Failure to Provide Ordered Pressure Ulcer Care and Prevention
Penalty
Summary
A resident with multiple diagnoses, including adult failure to thrive, chronic kidney disease, and sequelae of cerebral infarction, was admitted to the facility and assessed as being at risk for pressure-related skin impairment due to factors such as shear friction and bed confinement. The care plan included interventions like keeping the resident clean and dry, providing peri care after incontinence, and weekly skin checks by a licensed nurse. Despite these measures, a Stage III pressure injury was identified on the resident's coccyx during a post-shower skin check, which had not been previously observed. Following the identification of the pressure injury, physician orders were written for specific wound care treatments, including cleansing with normal saline, applying skin prep or medi-honey and zinc oxide, and covering or leaving the wound open to air as directed.

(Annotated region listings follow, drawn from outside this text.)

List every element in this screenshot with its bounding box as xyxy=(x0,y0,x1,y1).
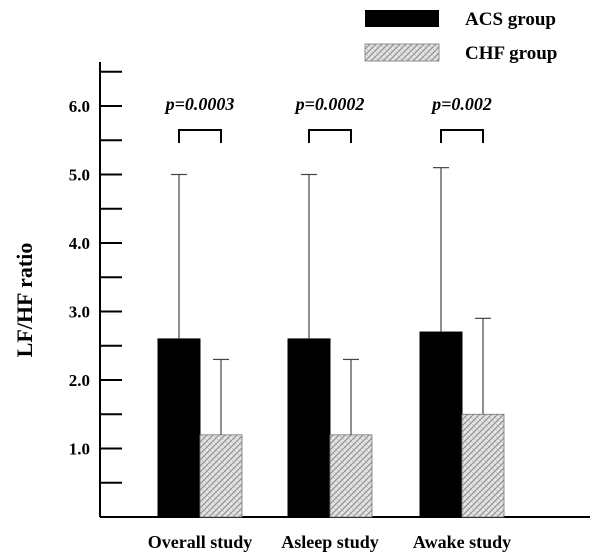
bar-acs xyxy=(419,331,463,518)
error-bars xyxy=(171,167,491,435)
legend-swatch-chf xyxy=(364,43,440,62)
bar-acs xyxy=(287,338,331,518)
legend: ACS group CHF group xyxy=(364,9,557,64)
significance-bracket xyxy=(308,129,352,143)
bar-acs xyxy=(157,338,201,518)
legend-label-chf: CHF group xyxy=(465,43,557,64)
bar-chf xyxy=(329,434,373,518)
significance-bracket xyxy=(440,129,484,143)
y-tick-label: 3.0 xyxy=(69,303,90,322)
y-ticks: 1.0 2.0 3.0 4.0 5.0 6.0 xyxy=(69,70,122,484)
p-value-label: p=0.0002 xyxy=(294,94,365,114)
category-labels: Overall study Asleep study Awake study xyxy=(148,532,511,552)
y-axis-title: LF/HF ratio xyxy=(12,243,37,358)
significance-brackets: p=0.0003 p=0.0002 p=0.002 xyxy=(164,94,492,143)
p-value-label: p=0.0003 xyxy=(164,94,235,114)
y-tick-label: 1.0 xyxy=(69,440,90,459)
significance-bracket xyxy=(178,129,222,143)
y-tick-label: 5.0 xyxy=(69,166,90,185)
y-tick-label: 2.0 xyxy=(69,371,90,390)
y-tick-label: 6.0 xyxy=(69,97,90,116)
p-value-label: p=0.002 xyxy=(430,94,492,114)
category-label: Asleep study xyxy=(281,532,379,552)
bar-chf xyxy=(199,434,243,518)
legend-label-acs: ACS group xyxy=(465,9,556,30)
y-tick-label: 4.0 xyxy=(69,234,90,253)
bar-chf xyxy=(461,413,505,518)
category-label: Overall study xyxy=(148,532,253,552)
bars xyxy=(157,331,505,518)
legend-swatch-acs xyxy=(365,10,439,27)
category-label: Awake study xyxy=(413,532,511,552)
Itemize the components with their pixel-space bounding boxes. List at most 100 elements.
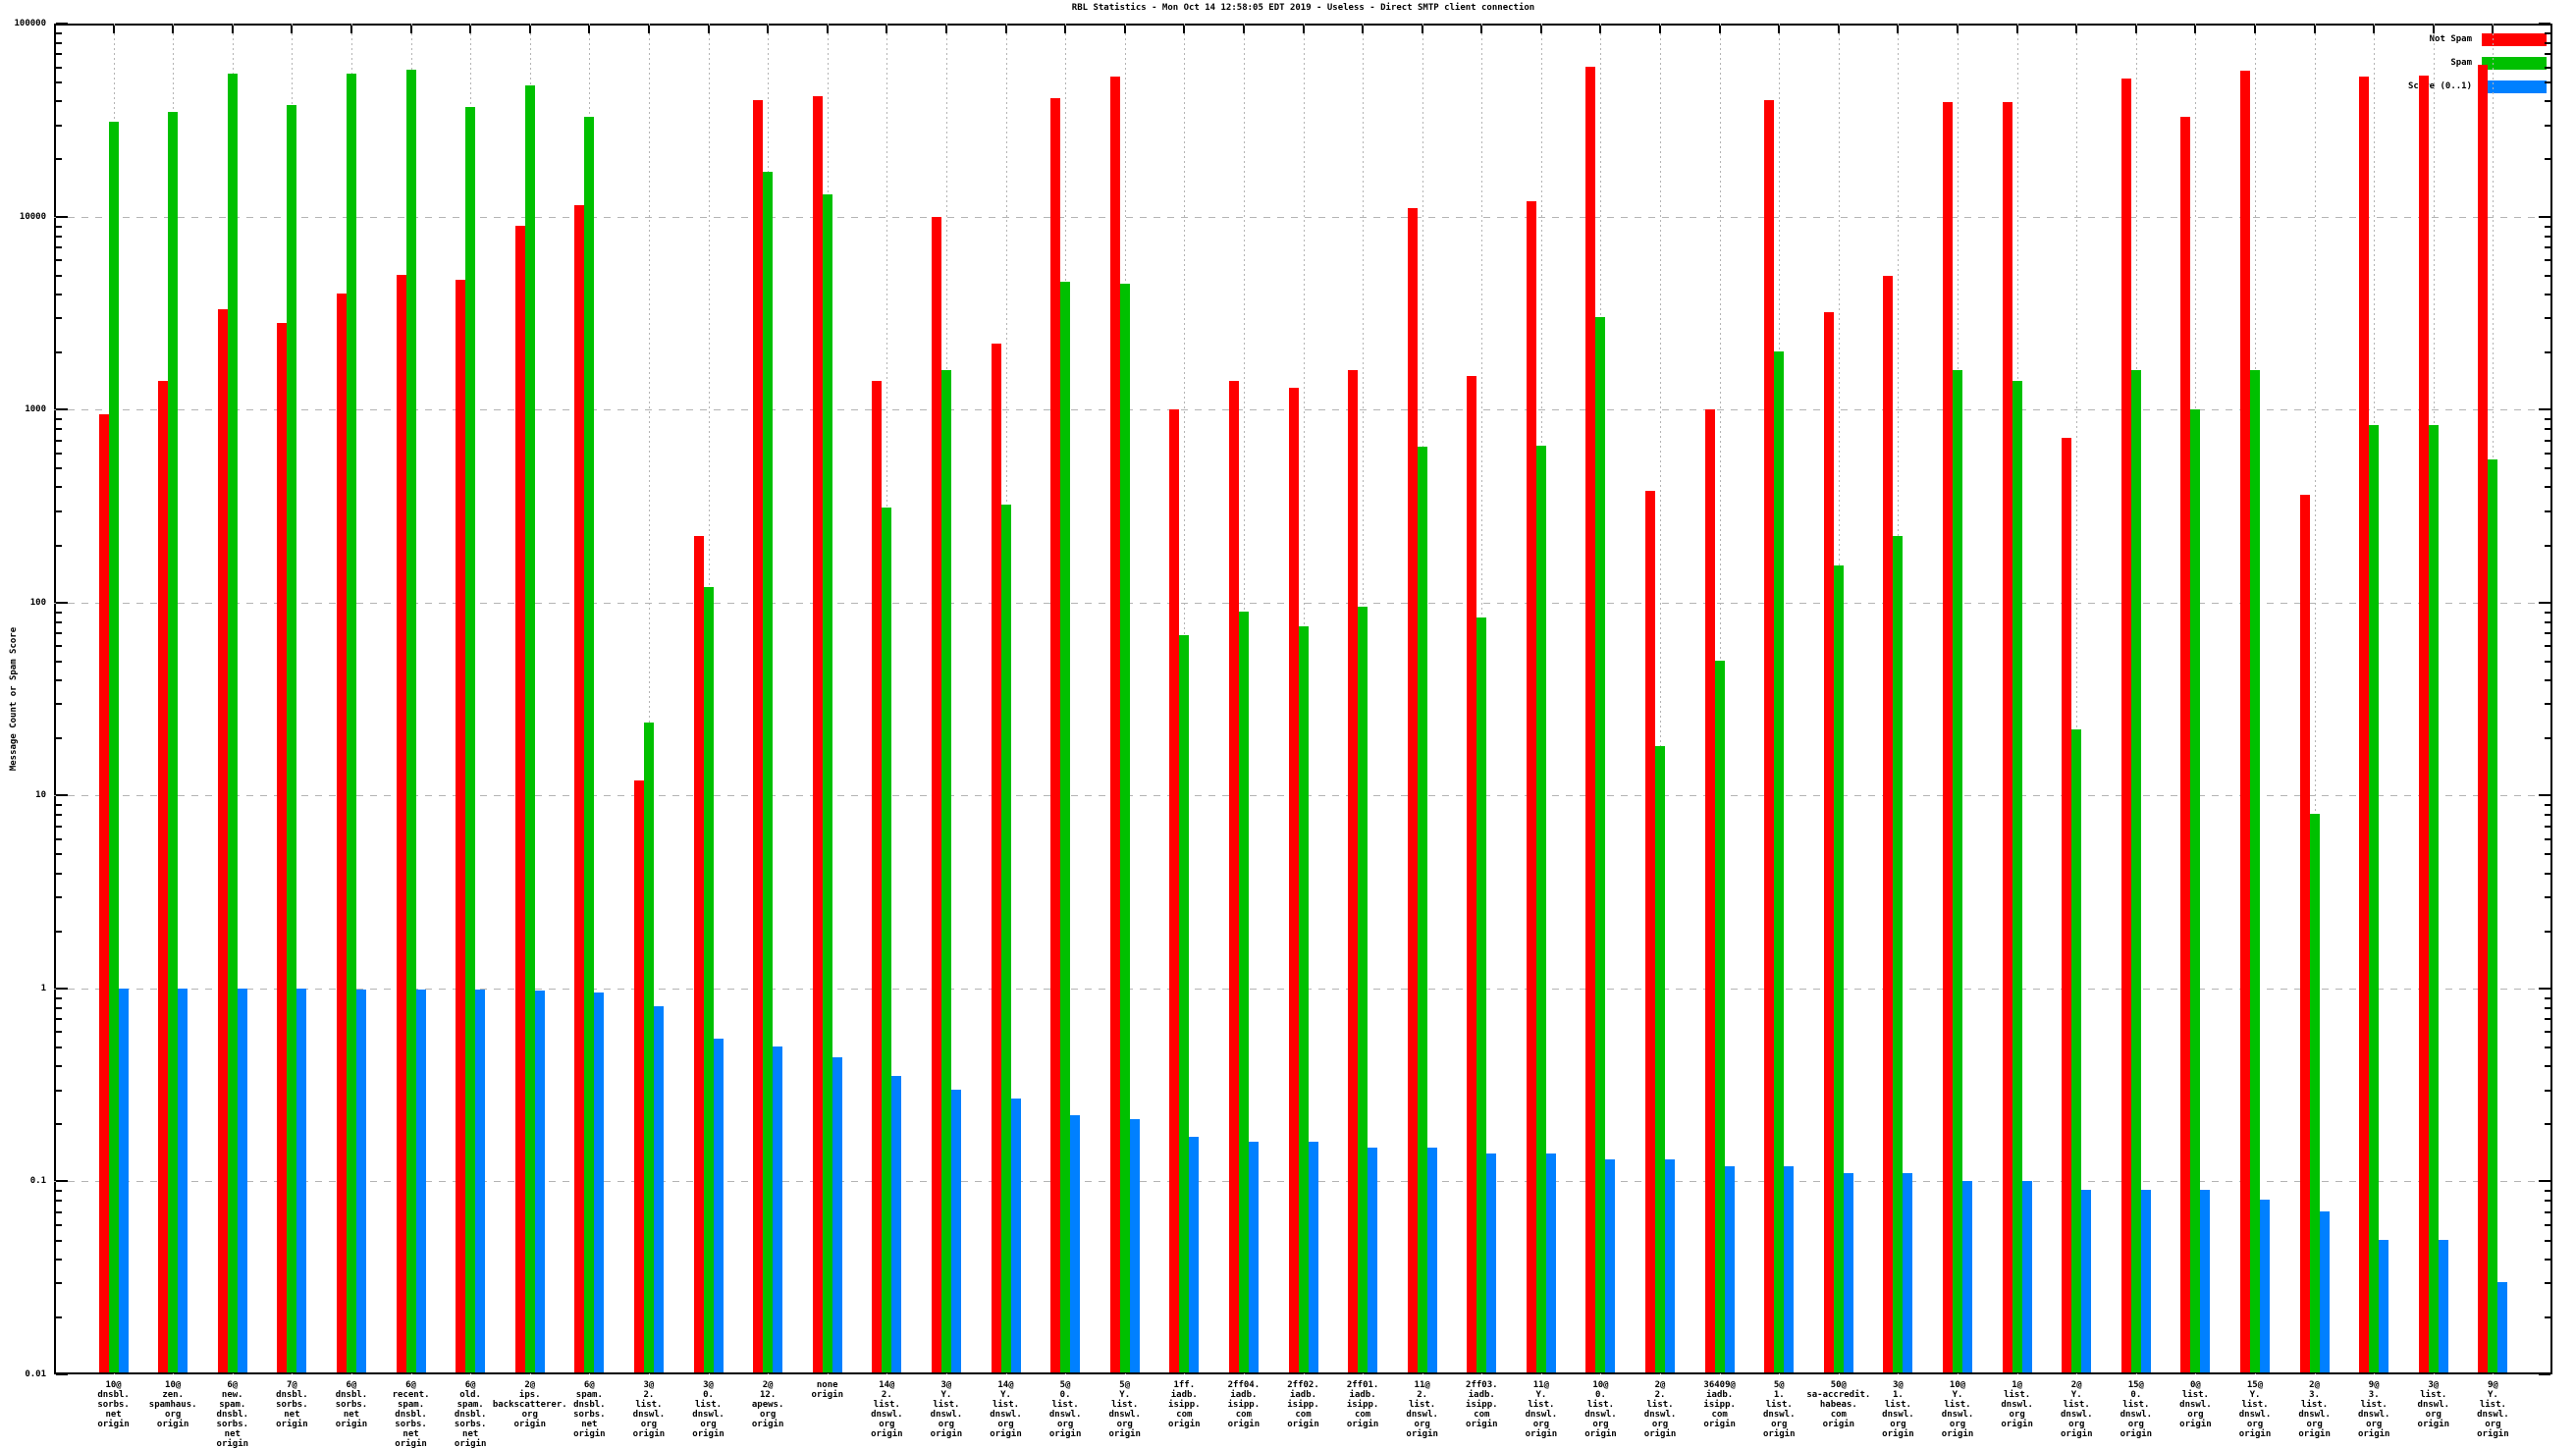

These orders specified the frequency of care, including every shift and as needed for soiling or dressing dislodgement. However, review of the Wound Care Treatment Administration Records (TAR) for April and May revealed multiple dates and shifts where there was no documented evidence that wound care was provided as ordered. The DON and Wound Care Nurse confirmed that the blanks in the TAR indicated the wound care was not completed on those dates and that the care was not provided according to the physician's orders. Facility policies required daily skin inspections during personal care, prompt identification and documentation of skin changes, and adherence to prescribed wound care treatments. The failure to provide wound care as ordered and to follow the facility's own policies for prevention and monitoring of pressure injuries resulted in a deficiency, as the resident did not receive the necessary care to prevent the development and progression of a pressure injury.